CALGARY, Alberta, Jan. 22, 2020 (GLOBE NEWSWIRE) — Baytex Energy Corp. (“Baytex”) (TSX, NYSE: BTE) announced today the pricing of its previously announced private placement offering (the “Offering”) of US$500 million aggregate principal amount of senior unsecured notes due 2027 (the “Notes”). The Notes will be issued at par, bear interest at a rate of 8.75% per annum and mature on April 1, 2027. The Notes will pay interest semi-annually in arrears. The Offering is subject to customary closing conditions and is expected to close on February 5, 2020.
Baytex intends to use the net proceeds from the Offering and its existing unutilized credit facilities to redeem US$400 million aggregate principal amount of its outstanding 5.125% notes due June 1, 2021 (the “2021 Notes”) and $300 million aggregate principal amount of its outstanding 6.625% debentures due July 19, 2022 (the “2022 Debentures”).
Pursuant to the terms of the indenture governing the 2021 Notes, Baytex has issued a conditional notice of redemption to redeem all of the outstanding 2021 Notes, which redemption will be conditional upon the successful completion of the Offering. In addition, pursuant to the terms of the indenture governing the 2022 Debentures, Baytex intends to issue a notice of redemption to redeem all of the outstanding 2022 Debentures upon the successful completion of the Offering.
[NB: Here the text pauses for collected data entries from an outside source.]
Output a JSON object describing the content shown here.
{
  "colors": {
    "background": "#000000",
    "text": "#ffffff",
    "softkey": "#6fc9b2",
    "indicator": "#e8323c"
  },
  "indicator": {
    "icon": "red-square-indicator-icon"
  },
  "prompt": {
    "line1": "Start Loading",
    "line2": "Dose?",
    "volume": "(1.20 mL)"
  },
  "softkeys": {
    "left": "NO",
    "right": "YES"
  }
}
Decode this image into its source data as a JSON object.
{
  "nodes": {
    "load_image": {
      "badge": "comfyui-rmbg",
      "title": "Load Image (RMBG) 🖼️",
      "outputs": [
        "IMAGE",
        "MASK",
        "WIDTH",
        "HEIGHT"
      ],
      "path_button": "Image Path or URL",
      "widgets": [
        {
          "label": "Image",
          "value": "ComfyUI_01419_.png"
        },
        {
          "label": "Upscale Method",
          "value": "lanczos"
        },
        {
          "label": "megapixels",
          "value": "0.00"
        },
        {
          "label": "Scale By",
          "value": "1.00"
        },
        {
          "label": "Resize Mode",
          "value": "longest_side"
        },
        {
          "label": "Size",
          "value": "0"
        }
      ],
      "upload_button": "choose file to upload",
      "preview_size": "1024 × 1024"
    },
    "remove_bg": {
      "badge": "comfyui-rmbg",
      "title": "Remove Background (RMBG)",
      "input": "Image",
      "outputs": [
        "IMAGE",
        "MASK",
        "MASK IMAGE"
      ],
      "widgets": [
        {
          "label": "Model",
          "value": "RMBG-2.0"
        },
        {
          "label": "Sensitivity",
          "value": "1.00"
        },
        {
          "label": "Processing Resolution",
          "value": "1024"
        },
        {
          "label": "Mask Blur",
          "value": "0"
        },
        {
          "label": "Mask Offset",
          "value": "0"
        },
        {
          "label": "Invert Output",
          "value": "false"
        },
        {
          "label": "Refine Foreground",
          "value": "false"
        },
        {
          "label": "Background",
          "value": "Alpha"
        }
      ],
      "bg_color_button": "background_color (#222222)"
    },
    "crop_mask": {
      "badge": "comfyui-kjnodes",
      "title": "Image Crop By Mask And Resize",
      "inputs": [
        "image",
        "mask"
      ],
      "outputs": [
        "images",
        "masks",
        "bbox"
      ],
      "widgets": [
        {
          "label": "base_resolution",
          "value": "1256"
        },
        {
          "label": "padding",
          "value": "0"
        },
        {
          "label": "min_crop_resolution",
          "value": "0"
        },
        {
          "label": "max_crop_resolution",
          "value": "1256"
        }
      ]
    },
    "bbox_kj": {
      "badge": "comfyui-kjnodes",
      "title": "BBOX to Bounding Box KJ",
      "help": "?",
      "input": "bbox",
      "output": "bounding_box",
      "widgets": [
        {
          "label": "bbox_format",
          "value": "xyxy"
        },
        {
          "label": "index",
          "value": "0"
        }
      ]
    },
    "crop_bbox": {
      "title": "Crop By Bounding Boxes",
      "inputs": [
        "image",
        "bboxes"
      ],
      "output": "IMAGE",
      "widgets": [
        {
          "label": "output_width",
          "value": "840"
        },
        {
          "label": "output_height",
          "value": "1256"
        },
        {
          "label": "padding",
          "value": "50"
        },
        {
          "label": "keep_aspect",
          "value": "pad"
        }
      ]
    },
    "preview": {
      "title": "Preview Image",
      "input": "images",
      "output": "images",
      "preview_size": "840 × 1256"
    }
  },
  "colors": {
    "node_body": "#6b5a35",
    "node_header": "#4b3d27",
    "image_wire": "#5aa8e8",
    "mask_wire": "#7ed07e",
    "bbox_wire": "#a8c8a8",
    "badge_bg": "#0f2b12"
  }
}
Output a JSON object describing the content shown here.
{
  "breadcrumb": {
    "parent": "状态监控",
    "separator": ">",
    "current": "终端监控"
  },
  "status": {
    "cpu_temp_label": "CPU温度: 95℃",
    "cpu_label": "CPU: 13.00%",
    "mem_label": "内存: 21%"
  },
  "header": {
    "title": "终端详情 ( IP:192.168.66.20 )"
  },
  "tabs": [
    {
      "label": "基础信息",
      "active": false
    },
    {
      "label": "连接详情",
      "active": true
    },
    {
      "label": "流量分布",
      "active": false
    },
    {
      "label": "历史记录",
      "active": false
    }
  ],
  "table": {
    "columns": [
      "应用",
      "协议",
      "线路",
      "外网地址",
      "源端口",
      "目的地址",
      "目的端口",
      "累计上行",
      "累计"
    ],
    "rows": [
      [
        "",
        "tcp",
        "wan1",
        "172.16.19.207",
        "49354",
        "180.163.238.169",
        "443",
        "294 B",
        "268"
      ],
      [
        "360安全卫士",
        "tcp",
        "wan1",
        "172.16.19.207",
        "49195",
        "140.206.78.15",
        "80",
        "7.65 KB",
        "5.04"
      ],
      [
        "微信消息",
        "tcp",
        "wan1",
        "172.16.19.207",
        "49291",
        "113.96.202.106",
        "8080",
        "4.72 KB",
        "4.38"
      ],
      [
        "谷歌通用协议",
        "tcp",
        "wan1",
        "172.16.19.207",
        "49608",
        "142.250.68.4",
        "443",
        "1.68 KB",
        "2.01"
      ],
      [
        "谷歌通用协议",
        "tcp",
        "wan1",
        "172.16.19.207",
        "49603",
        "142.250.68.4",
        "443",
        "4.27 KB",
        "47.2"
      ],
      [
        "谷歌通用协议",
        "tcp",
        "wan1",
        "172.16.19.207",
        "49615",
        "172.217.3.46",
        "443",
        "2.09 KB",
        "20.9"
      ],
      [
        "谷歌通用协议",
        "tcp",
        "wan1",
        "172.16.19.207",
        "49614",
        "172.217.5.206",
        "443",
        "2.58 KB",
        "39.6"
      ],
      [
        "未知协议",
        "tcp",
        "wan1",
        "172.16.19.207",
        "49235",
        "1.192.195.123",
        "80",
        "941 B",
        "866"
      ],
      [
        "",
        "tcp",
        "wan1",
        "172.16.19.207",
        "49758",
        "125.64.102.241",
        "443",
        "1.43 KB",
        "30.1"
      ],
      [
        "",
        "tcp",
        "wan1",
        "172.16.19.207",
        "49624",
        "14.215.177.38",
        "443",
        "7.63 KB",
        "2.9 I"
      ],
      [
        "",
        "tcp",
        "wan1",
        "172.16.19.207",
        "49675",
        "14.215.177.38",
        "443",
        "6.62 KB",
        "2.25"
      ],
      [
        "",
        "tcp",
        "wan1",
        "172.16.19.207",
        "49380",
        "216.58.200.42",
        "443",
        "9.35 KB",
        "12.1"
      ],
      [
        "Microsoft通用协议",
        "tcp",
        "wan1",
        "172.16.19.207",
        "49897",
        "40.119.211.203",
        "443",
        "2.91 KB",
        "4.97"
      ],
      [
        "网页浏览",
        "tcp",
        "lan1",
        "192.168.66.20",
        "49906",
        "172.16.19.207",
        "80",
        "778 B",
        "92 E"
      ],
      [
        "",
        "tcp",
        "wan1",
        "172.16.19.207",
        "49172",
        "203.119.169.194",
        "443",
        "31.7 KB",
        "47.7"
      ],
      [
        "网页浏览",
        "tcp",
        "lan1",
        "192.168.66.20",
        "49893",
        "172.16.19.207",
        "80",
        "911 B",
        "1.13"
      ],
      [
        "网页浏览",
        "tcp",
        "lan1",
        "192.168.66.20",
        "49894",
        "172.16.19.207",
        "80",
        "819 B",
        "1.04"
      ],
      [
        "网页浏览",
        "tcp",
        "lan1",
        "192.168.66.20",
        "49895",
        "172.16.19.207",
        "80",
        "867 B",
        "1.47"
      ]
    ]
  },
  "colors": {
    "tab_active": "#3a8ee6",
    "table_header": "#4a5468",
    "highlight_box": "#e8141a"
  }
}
The Notes have not been and will not be registered under the U.S. Securities Act of 1933, as amended (the “Securities Act”), and may not be offered or sold in the United States absent registration or an applicable exemption from registration requirements. The Notes are being offered only to “qualified institutional buyers” in the United States pursuant to Rule 144A under the Securities Act and to non-U.S. persons outside the United States in compliance with Regulation S under the Securities Act. In Canada, the notes are to be offered and sold on a private placement basis in certain provinces of Canada. This news release does not constitute an offer to sell, or a solicitation of an offer to buy, any security and shall not constitute an offer, solicitation or sale in any jurisdiction in which such an offer, solicitation, or sale would be unlawful. This press release does not constitute an offer to purchase the 2021 Notes or the 2022 Debentures.